Blizzard not one for the books

By Northern Plains' standards, Sunday's blizzard was not a record-breaker.

It met the meteorological definition of a blizzard, mostly because of high winds, but as Red River Valley blizzards can go, it was a bit wimpy. After all, the mercury got nowhere near zero and the snowfall, while substantial, piled up either side of a foot in most of the region - not enough to win a place in the memory files of great storms.

Nonetheless, the storm took on a high profile because it was the first snowstorm/blizzard in at least a couple of seasons that dumped so much snow and was accompanied by white out-generating winds.
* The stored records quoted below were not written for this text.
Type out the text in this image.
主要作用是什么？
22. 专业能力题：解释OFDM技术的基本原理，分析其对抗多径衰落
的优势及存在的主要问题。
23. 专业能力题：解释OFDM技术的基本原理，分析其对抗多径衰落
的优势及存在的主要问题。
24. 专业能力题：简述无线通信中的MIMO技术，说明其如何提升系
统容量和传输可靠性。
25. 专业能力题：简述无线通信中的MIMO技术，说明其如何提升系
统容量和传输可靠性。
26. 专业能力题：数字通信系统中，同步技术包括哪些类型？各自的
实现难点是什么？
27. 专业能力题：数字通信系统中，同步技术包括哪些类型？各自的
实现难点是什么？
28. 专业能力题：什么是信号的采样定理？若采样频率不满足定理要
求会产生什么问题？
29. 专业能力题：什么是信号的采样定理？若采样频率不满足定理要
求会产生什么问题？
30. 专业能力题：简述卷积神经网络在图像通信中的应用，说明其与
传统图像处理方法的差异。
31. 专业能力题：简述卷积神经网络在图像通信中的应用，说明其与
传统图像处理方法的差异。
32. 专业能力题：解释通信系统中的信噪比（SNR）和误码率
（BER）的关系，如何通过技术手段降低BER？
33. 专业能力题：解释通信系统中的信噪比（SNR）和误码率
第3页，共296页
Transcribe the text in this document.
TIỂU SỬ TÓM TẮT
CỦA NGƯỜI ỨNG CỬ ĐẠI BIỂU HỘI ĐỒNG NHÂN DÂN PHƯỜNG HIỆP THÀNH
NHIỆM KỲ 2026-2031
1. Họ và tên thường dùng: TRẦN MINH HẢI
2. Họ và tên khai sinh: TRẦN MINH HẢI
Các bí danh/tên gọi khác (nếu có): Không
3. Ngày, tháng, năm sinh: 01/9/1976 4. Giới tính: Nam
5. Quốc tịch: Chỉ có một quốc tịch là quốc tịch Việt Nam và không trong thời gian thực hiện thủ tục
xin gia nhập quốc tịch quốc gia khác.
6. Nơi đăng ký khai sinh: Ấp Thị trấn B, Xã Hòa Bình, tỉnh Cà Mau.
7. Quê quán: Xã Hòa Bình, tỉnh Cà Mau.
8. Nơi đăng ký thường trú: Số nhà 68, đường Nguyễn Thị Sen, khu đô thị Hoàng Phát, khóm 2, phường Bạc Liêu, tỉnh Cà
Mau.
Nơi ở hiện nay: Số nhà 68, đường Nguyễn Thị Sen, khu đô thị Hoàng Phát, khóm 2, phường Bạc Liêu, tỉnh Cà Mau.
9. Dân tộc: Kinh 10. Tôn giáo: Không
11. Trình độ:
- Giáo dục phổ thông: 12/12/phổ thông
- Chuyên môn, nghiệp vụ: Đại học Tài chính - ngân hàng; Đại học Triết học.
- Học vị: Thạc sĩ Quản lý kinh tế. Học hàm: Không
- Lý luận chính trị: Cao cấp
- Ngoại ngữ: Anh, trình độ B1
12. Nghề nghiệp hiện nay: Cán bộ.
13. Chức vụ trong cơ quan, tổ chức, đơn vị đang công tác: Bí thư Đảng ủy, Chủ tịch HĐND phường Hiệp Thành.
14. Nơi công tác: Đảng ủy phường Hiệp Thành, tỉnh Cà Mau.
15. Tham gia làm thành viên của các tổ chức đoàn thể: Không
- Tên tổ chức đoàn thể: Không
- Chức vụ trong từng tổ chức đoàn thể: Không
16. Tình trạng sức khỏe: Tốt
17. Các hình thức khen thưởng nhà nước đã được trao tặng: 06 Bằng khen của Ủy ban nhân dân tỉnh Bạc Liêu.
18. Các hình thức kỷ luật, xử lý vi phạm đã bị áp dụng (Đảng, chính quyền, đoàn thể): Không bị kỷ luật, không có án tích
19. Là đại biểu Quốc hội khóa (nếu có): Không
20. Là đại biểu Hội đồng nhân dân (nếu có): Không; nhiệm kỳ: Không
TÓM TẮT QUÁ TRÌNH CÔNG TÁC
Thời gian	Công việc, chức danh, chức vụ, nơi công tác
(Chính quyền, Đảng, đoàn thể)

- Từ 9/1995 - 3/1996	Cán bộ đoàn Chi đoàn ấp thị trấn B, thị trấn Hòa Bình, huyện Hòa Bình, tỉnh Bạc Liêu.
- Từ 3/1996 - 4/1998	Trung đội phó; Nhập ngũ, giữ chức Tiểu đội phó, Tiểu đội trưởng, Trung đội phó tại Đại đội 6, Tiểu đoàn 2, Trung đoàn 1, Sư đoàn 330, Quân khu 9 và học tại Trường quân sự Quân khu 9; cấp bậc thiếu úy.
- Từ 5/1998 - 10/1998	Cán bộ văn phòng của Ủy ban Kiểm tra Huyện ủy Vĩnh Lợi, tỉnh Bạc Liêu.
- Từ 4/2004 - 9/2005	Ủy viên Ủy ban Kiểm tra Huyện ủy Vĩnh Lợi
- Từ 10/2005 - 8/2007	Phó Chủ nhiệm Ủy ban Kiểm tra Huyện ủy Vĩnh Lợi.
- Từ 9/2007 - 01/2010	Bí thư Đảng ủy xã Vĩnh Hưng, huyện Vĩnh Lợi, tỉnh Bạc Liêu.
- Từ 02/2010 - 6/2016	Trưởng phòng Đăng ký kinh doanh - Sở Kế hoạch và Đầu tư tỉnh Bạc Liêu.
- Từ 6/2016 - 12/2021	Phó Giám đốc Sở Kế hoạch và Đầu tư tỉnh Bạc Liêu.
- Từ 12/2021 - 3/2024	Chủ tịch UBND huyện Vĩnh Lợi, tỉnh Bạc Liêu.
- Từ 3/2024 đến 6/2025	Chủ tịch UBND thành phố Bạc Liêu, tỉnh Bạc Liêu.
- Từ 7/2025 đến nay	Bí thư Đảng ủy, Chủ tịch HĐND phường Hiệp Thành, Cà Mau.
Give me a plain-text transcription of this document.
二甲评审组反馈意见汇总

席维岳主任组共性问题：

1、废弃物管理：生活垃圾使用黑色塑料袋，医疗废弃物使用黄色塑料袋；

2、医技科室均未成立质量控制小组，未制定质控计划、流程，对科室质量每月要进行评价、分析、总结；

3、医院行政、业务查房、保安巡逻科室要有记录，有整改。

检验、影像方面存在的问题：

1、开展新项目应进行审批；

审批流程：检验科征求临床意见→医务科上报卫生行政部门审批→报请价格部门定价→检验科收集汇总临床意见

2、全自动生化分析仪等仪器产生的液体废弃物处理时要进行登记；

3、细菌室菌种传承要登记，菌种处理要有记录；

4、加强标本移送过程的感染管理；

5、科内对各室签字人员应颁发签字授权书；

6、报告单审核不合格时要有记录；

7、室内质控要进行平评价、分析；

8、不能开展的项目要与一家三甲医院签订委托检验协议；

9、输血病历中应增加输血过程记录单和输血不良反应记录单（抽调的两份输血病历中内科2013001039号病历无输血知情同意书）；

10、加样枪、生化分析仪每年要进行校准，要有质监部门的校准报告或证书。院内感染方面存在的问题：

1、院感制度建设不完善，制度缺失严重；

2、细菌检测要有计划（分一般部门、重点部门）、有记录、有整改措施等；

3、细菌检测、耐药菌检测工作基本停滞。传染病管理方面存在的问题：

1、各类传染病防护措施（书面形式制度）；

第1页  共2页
Since the memories of most people are short, the Sunday storm took on more heft than it really deserved when compared to blizzards of the past. The winter of 1996-97, for example, set the high bar for one of the worst recent winters in memory.

Still, a foot or more of snow across the Fargo-Moorhead-West Fargo metro is no small matter. Major highways were closed. While most businesses, government offices and schools are closed down on Sunday, most remained locked up through Monday noon as crews plowed city streets, cleared parking lots and opened rural roads and interstate highways. By noon Monday it was a near-normal post-blizzard day in the region.

Credit goes to the quick work of snow removal crews. As soon as the wind began to slacken - sometime after midnight Monday - city plows (in particular in Fargo) were out and opening major urban thoroughfares. By 7 a.m. the city's arterial streets and even many secondary routes were scraped clear and wide open to morning traffic (reduced, of course, because of all the closings).

To be sure, in a city the size of Fargo not everyone will be happy with the speed or style of snow removal. Everyone, it seems, wants their neighborhood cleared quickly, if not first. If a city snowplow truck hasn't made a pass right now, the complainers complain. So what else is new? It will take some time - a couple days likely - for crews to get to all the hundreds of neighborhood streets that were plugged by the snow. The logistics of snow removal in a growing city are what they are.

Complainers aside, the facts of the matter confirm the city got to work as soon as the storm abated, and by early Monday morning, major roadways were plowed to the pavement and open for traffic. That's good work.